I'm trying to deal with the fact that everything has it's limitations. I get what I get, and sometimes I throw a fit. God has given me so much and I want to be thankful for what He has given me instead of complaining that it's not enough. My responsibilities of work, relationships, school, and homework seem to fill up my time. It's difficult to get everything done. Something has got to give. I've been staying up late to work on homework, spend time with friends, or to get counsel from leadership. So, lately it's sleep that has been lacking. I've put off rest and relaxation to get other things done. Now I am have to accept my choice and live with less sleep. I need to keep a good attitude even though I don't have what I want. I want it all. I want to have time to do everything. I wish that I could have it all in unlimited quantities. But there are limits. There are limits to how much time is in a day, how much money is in the bank. There are limits to how far I can go physically with my boyfriend while still protecting my purity.(that's a tough one sometimes.) I can't have it all.
The question is, "How am I going to respond to these limitations?"
Some limitations are my choice. I choose what has more value to me. I value my responsibilities to the church, and that takes time. I value my education, so I go to class, and I have homework. I value being financially provided for, so I go to work. I value relationships, so I must invest in staying connected. I value my growth with God, so I must spend time with Him. I must be obedient to His voice. I must pursue intimacy with God by making right choices.
Other limitations are out of my control.
The choices other people make, can create my circumstance. The law- I wish I could drive faster, but that's illegal. Laws of nature: death, time, weather, physics. I can't be in two places at once. I can't go without any food or sleep. I may not be in control of what I look like, or what I feel. But I am in control of what I think.
I'm done being frustrated. Instead, I want understanding.
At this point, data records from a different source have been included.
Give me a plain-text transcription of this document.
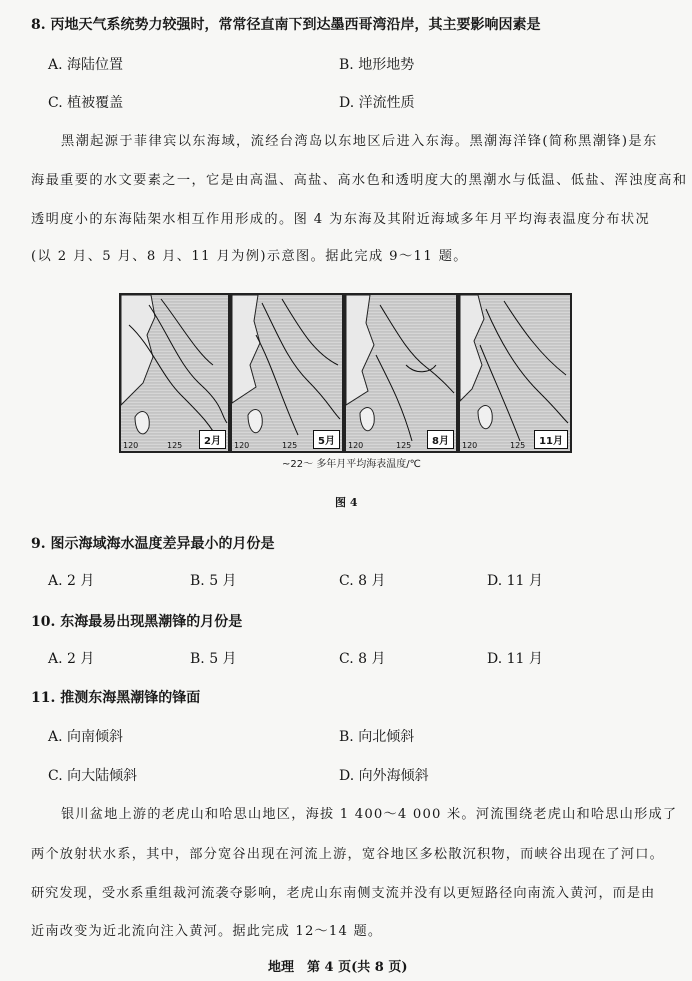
8. 丙地天气系统势力较强时，常常径直南下到达墨西哥湾沿岸，其主要影响因素是
A. 海陆位置	B. 地形地势
C. 植被覆盖	D. 洋流性质
黑潮起源于菲律宾以东海域，流经台湾岛以东地区后进入东海。黑潮海洋锋(简称黑潮锋)是东
海最重要的水文要素之一，它是由高温、高盐、高水色和透明度大的黑潮水与低温、低盐、浑浊度高和
透明度小的东海陆架水相互作用形成的。图 4 为东海及其附近海域多年月平均海表温度分布状况
(以 2 月、5 月、8 月、11 月为例)示意图。据此完成 9～11 题。
120	125	2月	120	125	5月	120	125	8月	120	125	11月
~22～ 多年月平均海表温度/℃
图 4
9. 图示海域海水温度差异最小的月份是
A. 2 月	B. 5 月	C. 8 月	D. 11 月
10. 东海最易出现黑潮锋的月份是
A. 2 月	B. 5 月	C. 8 月	D. 11 月
11. 推测东海黑潮锋的锋面
A. 向南倾斜	B. 向北倾斜
C. 向大陆倾斜	D. 向外海倾斜
银川盆地上游的老虎山和哈思山地区，海拔 1 400～4 000 米。河流围绕老虎山和哈思山形成了
两个放射状水系，其中，部分宽谷出现在河流上游，宽谷地区多松散沉积物，而峡谷出现在了河口。
研究发现，受水系重组裁河流袭夺影响，老虎山东南侧支流并没有以更短路径向南流入黄河，而是由
近南改变为近北流向注入黄河。据此完成 12～14 题。
地理　第 4 页(共 8 页)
I'm tired of being upset and discontent thinking "I wish I could ____, but I can't because of ____."
Instead I want to be accepting of the time and place God has me in. I want to celebrate the growth that He is bringing through my situation.
There are situations that are less than ideal. There are things that may not be all that I want, but that's okay.
It's okay that other people have chosen disconnect.
I am in control of me, in all circumstances.
I don't want to have a problem with the way things are.
I want to see the good in all situations.
My prayer:
God, help me to see what is good about the things that I don't like. Help me to remember that you are doing something good. I want to partner with you and the good that you are doing, instead of being angry about the situation. God I trust that you use all things for good. I believe that something doesn't have to be good in order to be used for good.